UPDATE: Today (Oct. 15) markets are succumbing to escalating fears, with a taste of panic. Weakness in the Eurozone and concerns about Ebola seem to be the driving factors.


A longer-term chart for perspective:


Equity markets in long-term perspective:


9 comments:

William said...

WSJ: When it comes to producing millionaires, the U.S. still leads the pack

Between July 2013 and July 2014, the ranks of Americans with a net worth exceeding $1 million grew by 1.63 million, or more than one-third of the 3.84 million adults worldwide who saw their net worth exceed $1 million over that span, according to a new report on global wealth from Credit Suisse.

United States - 1629
United Kingdom - 478
France - 310
Germany - 243
Italy - 216
Australia - 106
Canada - 105
Japan - 91
China - 90
Spain - 89
Turkey - negative 8
Argentina - negative 9

http://blogs.wsj.com/economics/2014/10/14/where-do-the-worlds-wealthiest-people-live/?mod=WSJ_hp_EditorsPicks

Pretty amazing since we only ranked 12th behind CATO's Bastions of Economic Freedom.

Steve Fulton said...

Scott--any thoughts after today's numbers??

Steve Fulton

Scott Grannis said...

I didn't see anything scary in today's numbers. Retail sales took a dip, but they do that quite often; they are still up 3-4% over the past year. The PPI was a bit negative, but year over year inflation is still 1.5-2.0%. So I think we're just seeing an intensification of the fears associated with a Eurozone slowdown and the Ebola threat. Lots of emotions out there.

The plunge in oil prices is not a scary harbinger of deflation, it is a welcome breath of fresh air for most global economies. Energy is becoming more reasonably priced. It's bad for oil producers like Venezuela and Russia, where conditions are already dicey and likely to get much worse.

Steve Fulton said...

That was pretty much my thoughts. I am long a fair amount of duration in both REITs and long munis. I was thinking of moving some of that risk out of duration and into stocks (mostly boring-high dividend stocks).

Unknown said...

Scott,

Given that I have a large position in the S&P 500 in both retirement and non-retirement and have a long investing horizon ..... would you sell and re-buy when things settle down or hold?

Thanks for the insights.

-Tyler

Scott Grannis said...

Re whether to sell or not: with a long time horizon I don't think it's wise to sell in the midst of a panic like this.

Scott Grannis said...

Re oil and deflation. The Fed is well aware that it cannot and should not attempt to control oil prices. That is why the Fed focuses on the PCE Core deflator, which is registering inflation of about 1.5%.

Also: people tend to forget that falling oil prices free up spending power that could result in higher prices for other things.

Anonymous said...

I think the fear is that consumers won't spend the money saved on lower energy prices and will save it instead.

Oh my gosh.

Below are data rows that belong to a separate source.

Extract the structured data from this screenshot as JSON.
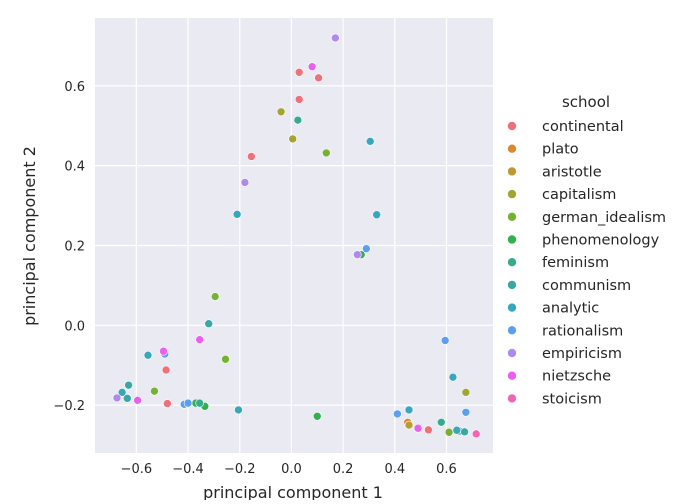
{
  "chart_data": {
    "type": "scatter",
    "xlabel": "principal component 1",
    "ylabel": "principal component 2",
    "xlim": [
      -0.76,
      0.78
    ],
    "ylim": [
      -0.32,
      0.77
    ],
    "xticks": [
      -0.6,
      -0.4,
      -0.2,
      0.0,
      0.2,
      0.4,
      0.6
    ],
    "yticks": [
      -0.2,
      0.0,
      0.2,
      0.4,
      0.6
    ],
    "xtick_labels": [
      "−0.6",
      "−0.4",
      "−0.2",
      "0.0",
      "0.2",
      "0.4",
      "0.6"
    ],
    "ytick_labels": [
      "−0.2",
      "0.0",
      "0.2",
      "0.4",
      "0.6"
    ],
    "grid": true,
    "background": "#eaeaf2",
    "legend_title": "school",
    "legend_placement": "right",
    "series": [
      {
        "name": "continental",
        "color": "#f0707a",
        "points": [
          [
            0.03,
            0.634
          ],
          [
            0.105,
            0.62
          ],
          [
            0.03,
            0.566
          ],
          [
            -0.155,
            0.423
          ],
          [
            -0.485,
            -0.112
          ],
          [
            -0.48,
            -0.196
          ],
          [
            0.53,
            -0.262
          ]
        ]
      },
      {
        "name": "plato",
        "color": "#db8930",
        "points": [
          [
            0.45,
            -0.243
          ]
        ]
      },
      {
        "name": "aristotle",
        "color": "#bb9a31",
        "points": [
          [
            0.455,
            -0.25
          ]
        ]
      },
      {
        "name": "capitalism",
        "color": "#a3a432",
        "points": [
          [
            -0.04,
            0.535
          ],
          [
            0.005,
            0.467
          ],
          [
            0.675,
            -0.168
          ]
        ]
      },
      {
        "name": "german_idealism",
        "color": "#77b032",
        "points": [
          [
            0.135,
            0.432
          ],
          [
            -0.295,
            0.072
          ],
          [
            -0.255,
            -0.085
          ],
          [
            -0.53,
            -0.165
          ],
          [
            0.61,
            -0.268
          ]
        ]
      },
      {
        "name": "phenomenology",
        "color": "#33b04e",
        "points": [
          [
            -0.335,
            -0.203
          ],
          [
            0.1,
            -0.228
          ],
          [
            0.27,
            0.177
          ],
          [
            -0.37,
            -0.195
          ]
        ]
      },
      {
        "name": "feminism",
        "color": "#35ac8c",
        "points": [
          [
            0.025,
            0.514
          ],
          [
            -0.355,
            -0.195
          ],
          [
            0.58,
            -0.243
          ],
          [
            0.65,
            -0.265
          ]
        ]
      },
      {
        "name": "communism",
        "color": "#37a8a3",
        "points": [
          [
            -0.32,
            0.004
          ],
          [
            -0.63,
            -0.15
          ],
          [
            -0.635,
            -0.183
          ],
          [
            0.67,
            -0.267
          ]
        ]
      },
      {
        "name": "analytic",
        "color": "#39a7bb",
        "points": [
          [
            0.305,
            0.461
          ],
          [
            -0.21,
            0.278
          ],
          [
            0.33,
            0.277
          ],
          [
            -0.555,
            -0.075
          ],
          [
            -0.205,
            -0.212
          ],
          [
            0.625,
            -0.13
          ],
          [
            0.455,
            -0.212
          ],
          [
            0.64,
            -0.263
          ],
          [
            -0.655,
            -0.168
          ]
        ]
      },
      {
        "name": "rationalism",
        "color": "#5b9ff0",
        "points": [
          [
            0.29,
            0.192
          ],
          [
            0.595,
            -0.038
          ],
          [
            -0.415,
            -0.198
          ],
          [
            -0.4,
            -0.195
          ],
          [
            0.41,
            -0.222
          ],
          [
            0.675,
            -0.218
          ],
          [
            -0.49,
            -0.072
          ]
        ]
      },
      {
        "name": "empiricism",
        "color": "#ad8aee",
        "points": [
          [
            0.17,
            0.72
          ],
          [
            -0.18,
            0.358
          ],
          [
            0.255,
            0.177
          ],
          [
            -0.675,
            -0.182
          ]
        ]
      },
      {
        "name": "nietzsche",
        "color": "#ea5ef0",
        "points": [
          [
            0.08,
            0.648
          ],
          [
            -0.355,
            -0.036
          ],
          [
            -0.495,
            -0.065
          ],
          [
            -0.595,
            -0.188
          ],
          [
            0.49,
            -0.258
          ]
        ]
      },
      {
        "name": "stoicism",
        "color": "#f065b6",
        "points": [
          [
            0.715,
            -0.272
          ]
        ]
      }
    ]
  }
}
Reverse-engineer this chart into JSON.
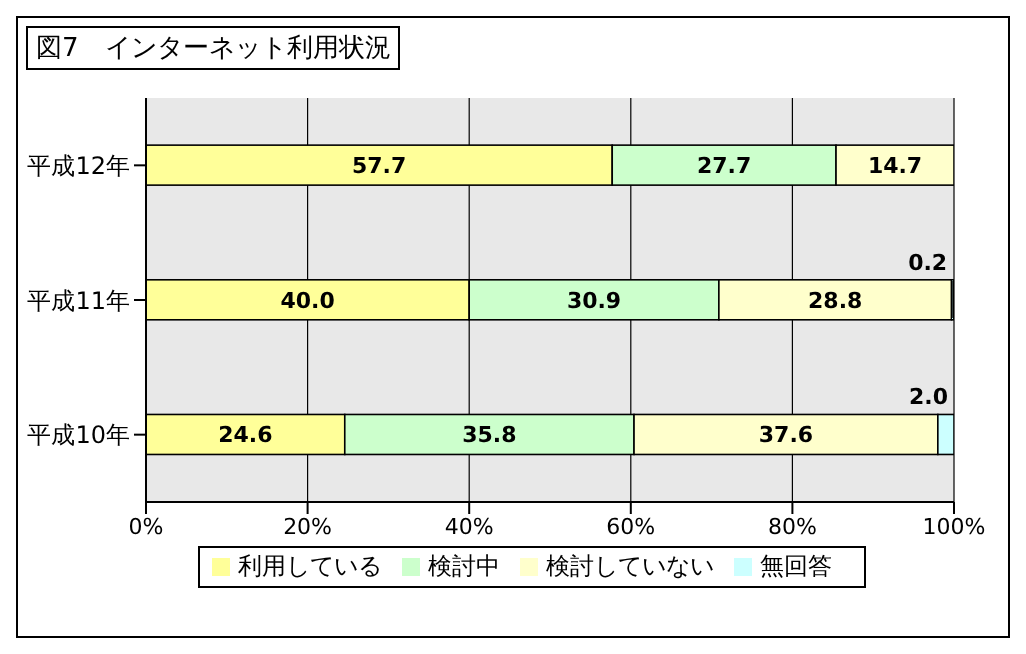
{
  "chart_data": {
    "type": "bar",
    "orientation": "horizontal",
    "stacked": true,
    "title": "図7　インターネット利用状況",
    "categories": [
      "平成12年",
      "平成11年",
      "平成10年"
    ],
    "series": [
      {
        "name": "利用している",
        "color": "#ffff99",
        "values": [
          57.7,
          40.0,
          24.6
        ],
        "value_labels": [
          "57.7",
          "40.0",
          "24.6"
        ]
      },
      {
        "name": "検討中",
        "color": "#ccffcc",
        "values": [
          27.7,
          30.9,
          35.8
        ],
        "value_labels": [
          "27.7",
          "30.9",
          "35.8"
        ]
      },
      {
        "name": "検討していない",
        "color": "#ffffcc",
        "values": [
          14.7,
          28.8,
          37.6
        ],
        "value_labels": [
          "14.7",
          "28.8",
          "37.6"
        ]
      },
      {
        "name": "無回答",
        "color": "#ccffff",
        "values": [
          null,
          0.2,
          2.0
        ],
        "value_labels": [
          null,
          "0.2",
          "2.0"
        ]
      }
    ],
    "xlim": [
      0,
      100
    ],
    "xticks": [
      {
        "value": 0,
        "label": "0%"
      },
      {
        "value": 20,
        "label": "20%"
      },
      {
        "value": 40,
        "label": "40%"
      },
      {
        "value": 60,
        "label": "60%"
      },
      {
        "value": 80,
        "label": "80%"
      },
      {
        "value": 100,
        "label": "100%"
      }
    ],
    "grid": "x",
    "legend": "bottom"
  }
}
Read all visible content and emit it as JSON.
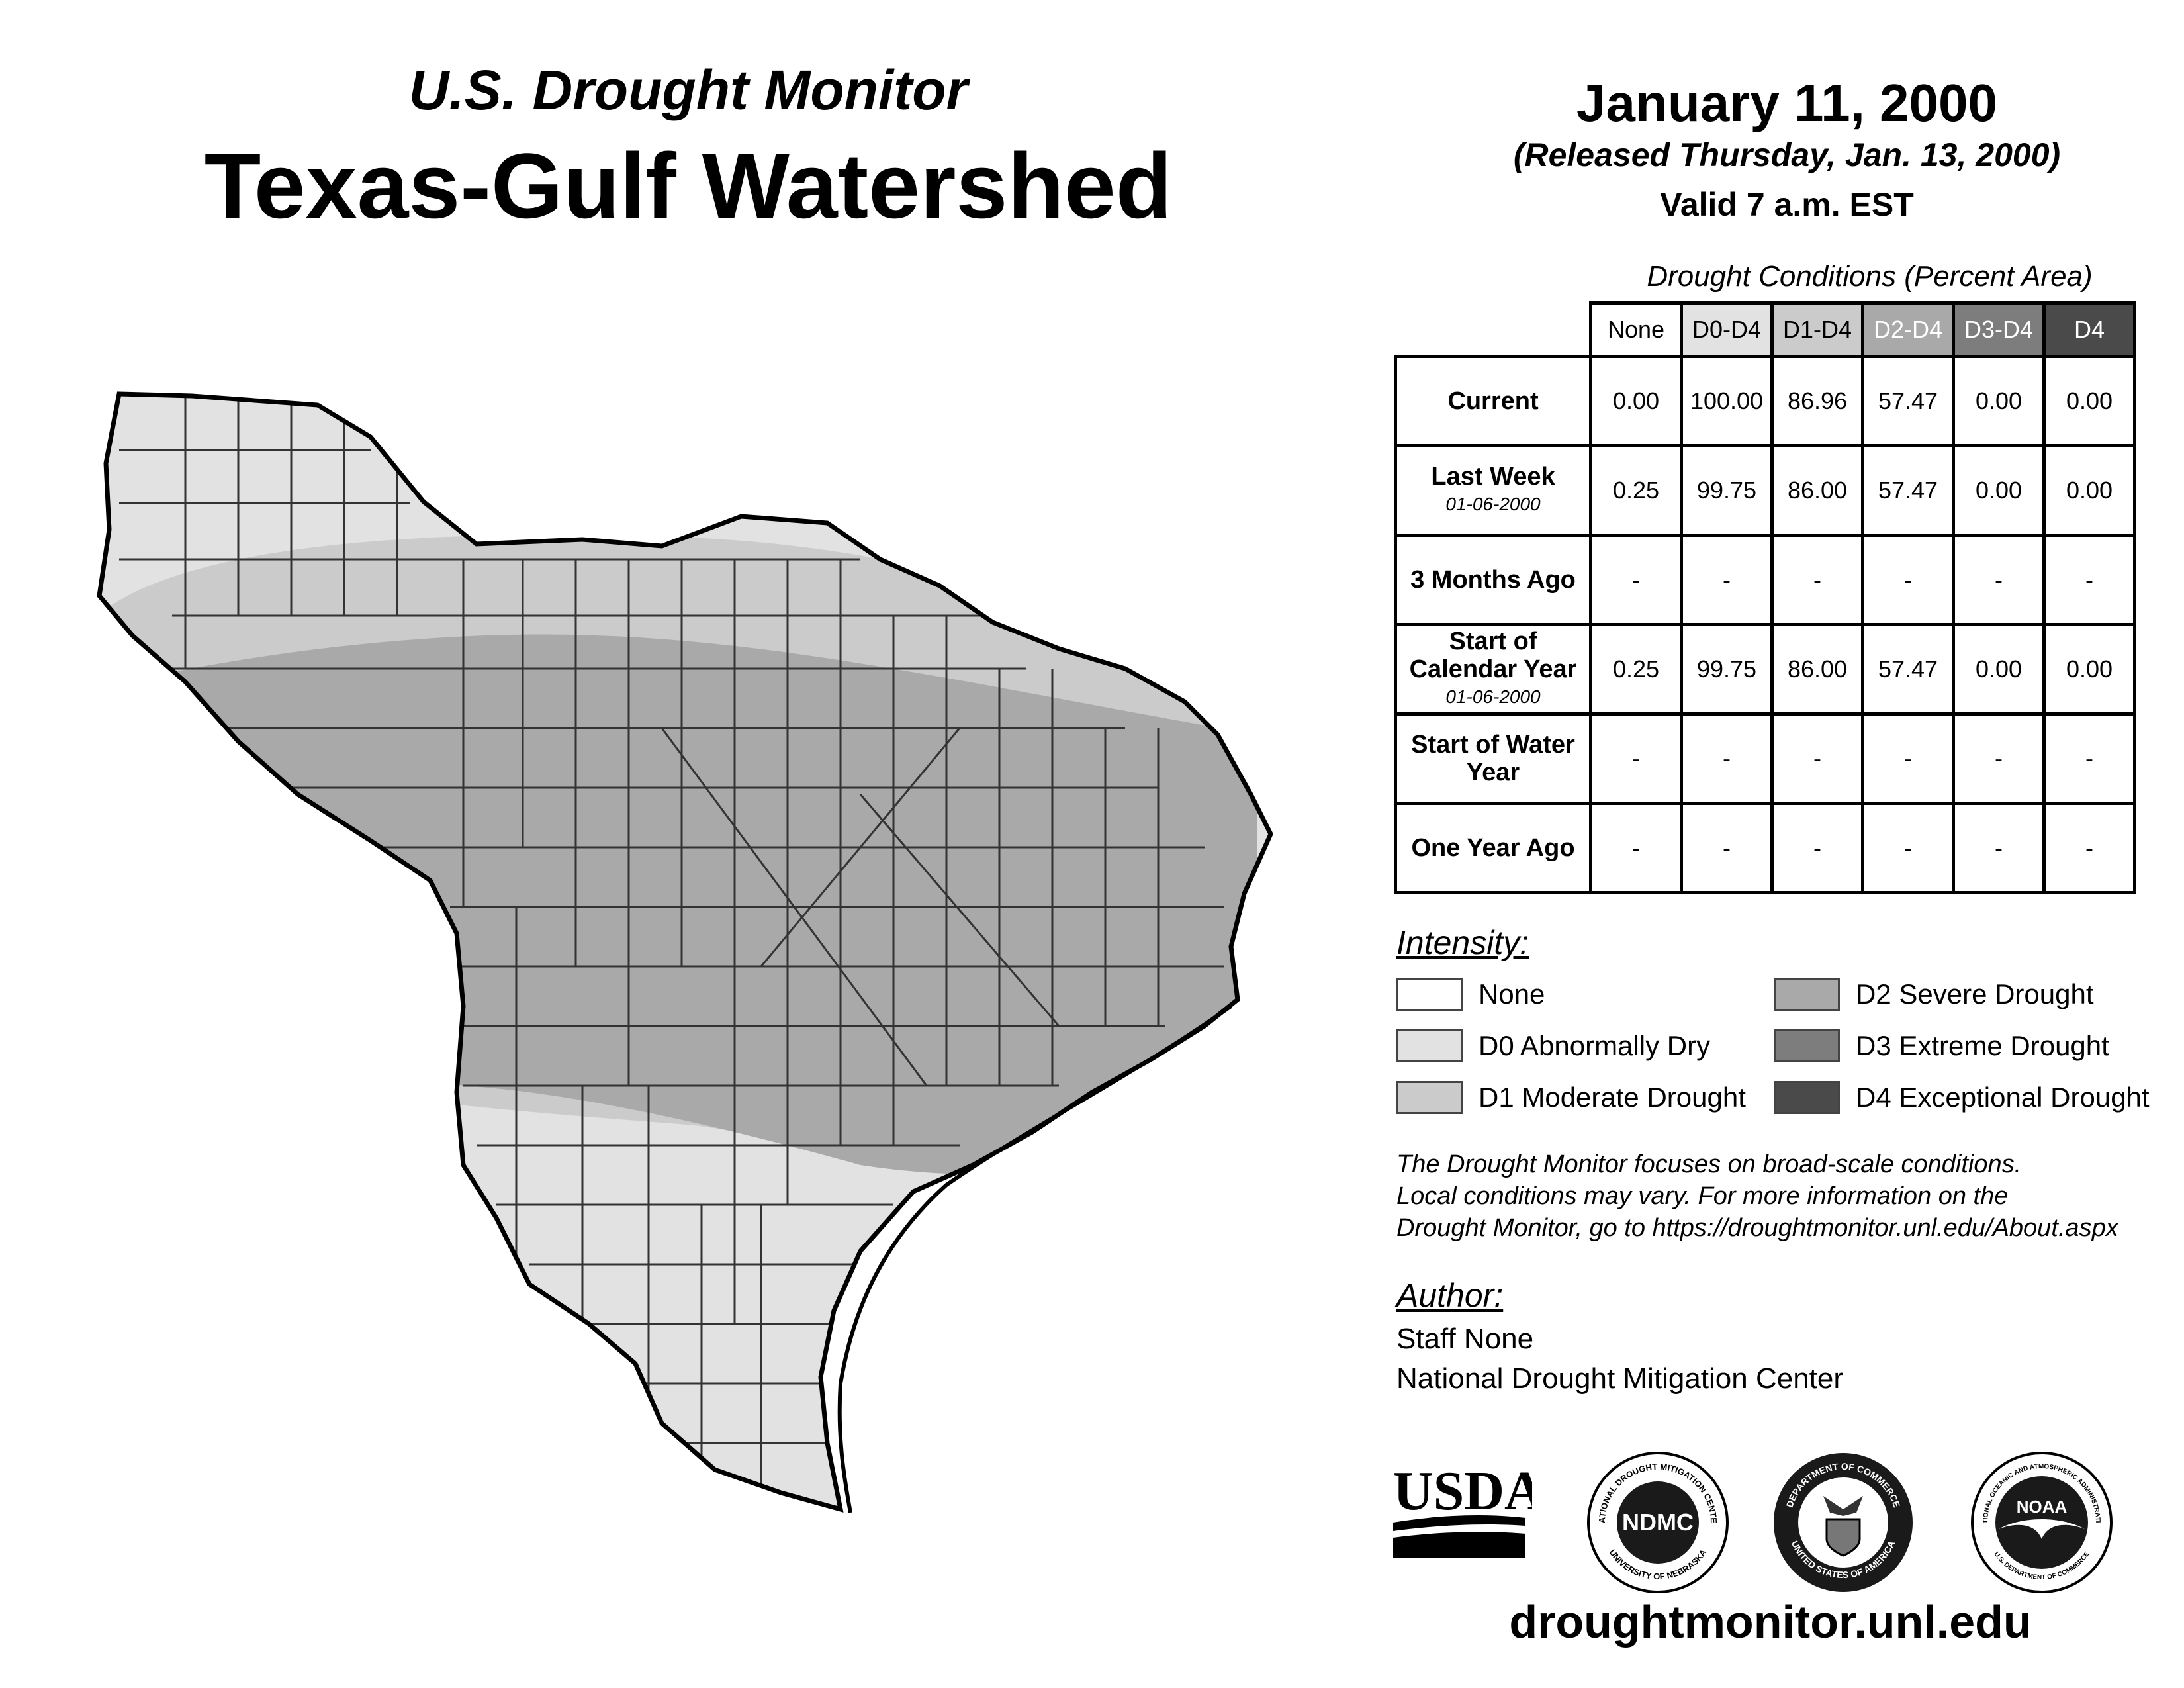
{
  "header": {
    "subtitle": "U.S. Drought Monitor",
    "title": "Texas-Gulf Watershed",
    "date": "January 11, 2000",
    "released": "(Released Thursday, Jan. 13, 2000)",
    "valid": "Valid 7 a.m. EST"
  },
  "table": {
    "caption": "Drought Conditions (Percent Area)",
    "columns": [
      "None",
      "D0-D4",
      "D1-D4",
      "D2-D4",
      "D3-D4",
      "D4"
    ],
    "rows": [
      {
        "label": "Current",
        "sublabel": "",
        "values": [
          "0.00",
          "100.00",
          "86.96",
          "57.47",
          "0.00",
          "0.00"
        ]
      },
      {
        "label": "Last Week",
        "sublabel": "01-06-2000",
        "values": [
          "0.25",
          "99.75",
          "86.00",
          "57.47",
          "0.00",
          "0.00"
        ]
      },
      {
        "label": "3 Months Ago",
        "sublabel": "",
        "values": [
          "-",
          "-",
          "-",
          "-",
          "-",
          "-"
        ]
      },
      {
        "label": "Start of Calendar Year",
        "sublabel": "01-06-2000",
        "values": [
          "0.25",
          "99.75",
          "86.00",
          "57.47",
          "0.00",
          "0.00"
        ]
      },
      {
        "label": "Start of Water Year",
        "sublabel": "",
        "values": [
          "-",
          "-",
          "-",
          "-",
          "-",
          "-"
        ]
      },
      {
        "label": "One Year Ago",
        "sublabel": "",
        "values": [
          "-",
          "-",
          "-",
          "-",
          "-",
          "-"
        ]
      }
    ]
  },
  "legend": {
    "title": "Intensity:",
    "items": [
      {
        "label": "None",
        "color": "#ffffff"
      },
      {
        "label": "D0 Abnormally Dry",
        "color": "#e2e2e2"
      },
      {
        "label": "D1 Moderate Drought",
        "color": "#cbcbcb"
      },
      {
        "label": "D2 Severe Drought",
        "color": "#a9a9a9"
      },
      {
        "label": "D3 Extreme Drought",
        "color": "#7d7d7d"
      },
      {
        "label": "D4 Exceptional Drought",
        "color": "#4a4a4a"
      }
    ]
  },
  "note": {
    "line1": "The Drought Monitor focuses on broad-scale conditions.",
    "line2": "Local conditions may vary. For more information on the",
    "line3": "Drought Monitor, go to https://droughtmonitor.unl.edu/About.aspx"
  },
  "author": {
    "title": "Author:",
    "name": "Staff None",
    "org": "National Drought Mitigation Center"
  },
  "logos": {
    "usda": "USDA",
    "ndmc": "NDMC",
    "ndmc_ring_top": "NATIONAL DROUGHT MITIGATION CENTER",
    "ndmc_ring_bottom": "UNIVERSITY OF NEBRASKA",
    "doc_ring_top": "DEPARTMENT OF COMMERCE",
    "doc_ring_bottom": "UNITED STATES OF AMERICA",
    "noaa": "NOAA",
    "noaa_ring_top": "NATIONAL OCEANIC AND ATMOSPHERIC ADMINISTRATION",
    "noaa_ring_bottom": "U.S. DEPARTMENT OF COMMERCE"
  },
  "footer": {
    "url": "droughtmonitor.unl.edu"
  },
  "colors": {
    "header_none": "#ffffff",
    "header_d0": "#e2e2e2",
    "header_d1": "#cbcbcb",
    "header_d2": "#a9a9a9",
    "header_d3": "#7d7d7d",
    "header_d4": "#4a4a4a",
    "map_outline": "#000000",
    "county_line": "#333333"
  }
}
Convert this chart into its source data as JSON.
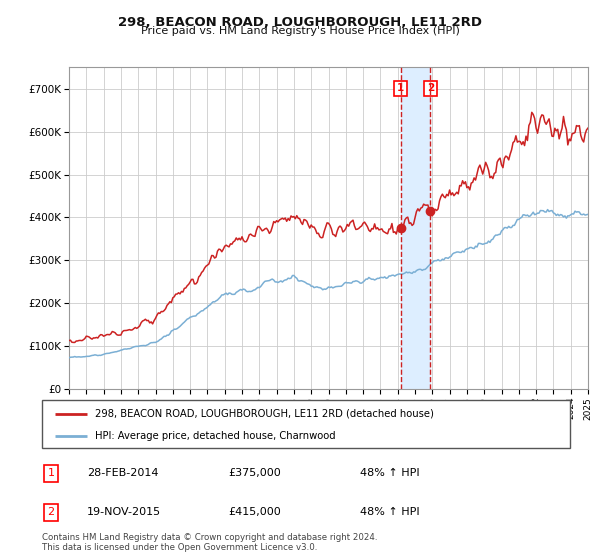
{
  "title": "298, BEACON ROAD, LOUGHBOROUGH, LE11 2RD",
  "subtitle": "Price paid vs. HM Land Registry's House Price Index (HPI)",
  "legend_line1": "298, BEACON ROAD, LOUGHBOROUGH, LE11 2RD (detached house)",
  "legend_line2": "HPI: Average price, detached house, Charnwood",
  "transaction1_date": "28-FEB-2014",
  "transaction1_price": 375000,
  "transaction1_hpi": "48% ↑ HPI",
  "transaction2_date": "19-NOV-2015",
  "transaction2_price": 415000,
  "transaction2_hpi": "48% ↑ HPI",
  "footer": "Contains HM Land Registry data © Crown copyright and database right 2024.\nThis data is licensed under the Open Government Licence v3.0.",
  "hpi_color": "#7bafd4",
  "property_color": "#cc2222",
  "marker_color": "#cc2222",
  "vline_color": "#cc2222",
  "vspan_color": "#ddeeff",
  "grid_color": "#cccccc",
  "background_color": "#ffffff",
  "ylim": [
    0,
    750000
  ],
  "xstart_year": 1995,
  "xend_year": 2025,
  "transaction1_x": 2014.162,
  "transaction2_x": 2015.885,
  "t1_price": 375000,
  "t2_price": 415000
}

Did you read Lockheed made a breakthrough in fusion? While that doesn't reflect directly on liquid transportation fuels, it is a harbinger of lower energy prices. Now for sure we will go into a deflationary spiral. (sarcasm alert)

Seriously, nothing could be better for the world, especially developing countries, than low cost energy from fusion. This story is the most optimistic thing I had read in a long time. It means the environmental hypocrites will have nothing to annoy us with any longer. No sarcasm.

Scott Grannis said...

Thanks for the Lockheed news. Sooner or later, it seems, we'll have fusion power, and that would indeed change the future in incalculable ways. Never underestimate man's ingenuity.

For that reason alone I remain a rational optimist.

As for consumers saving and that being a bad thing: people seem to ignore the fact that all money saved (at least the part that isn't stuffed under a mattress) must perforce be spent by the person who is the recipient of the savings.

Savings is not necessarily good or bad. What matters is how the money saved is spent: is it spent productively or not?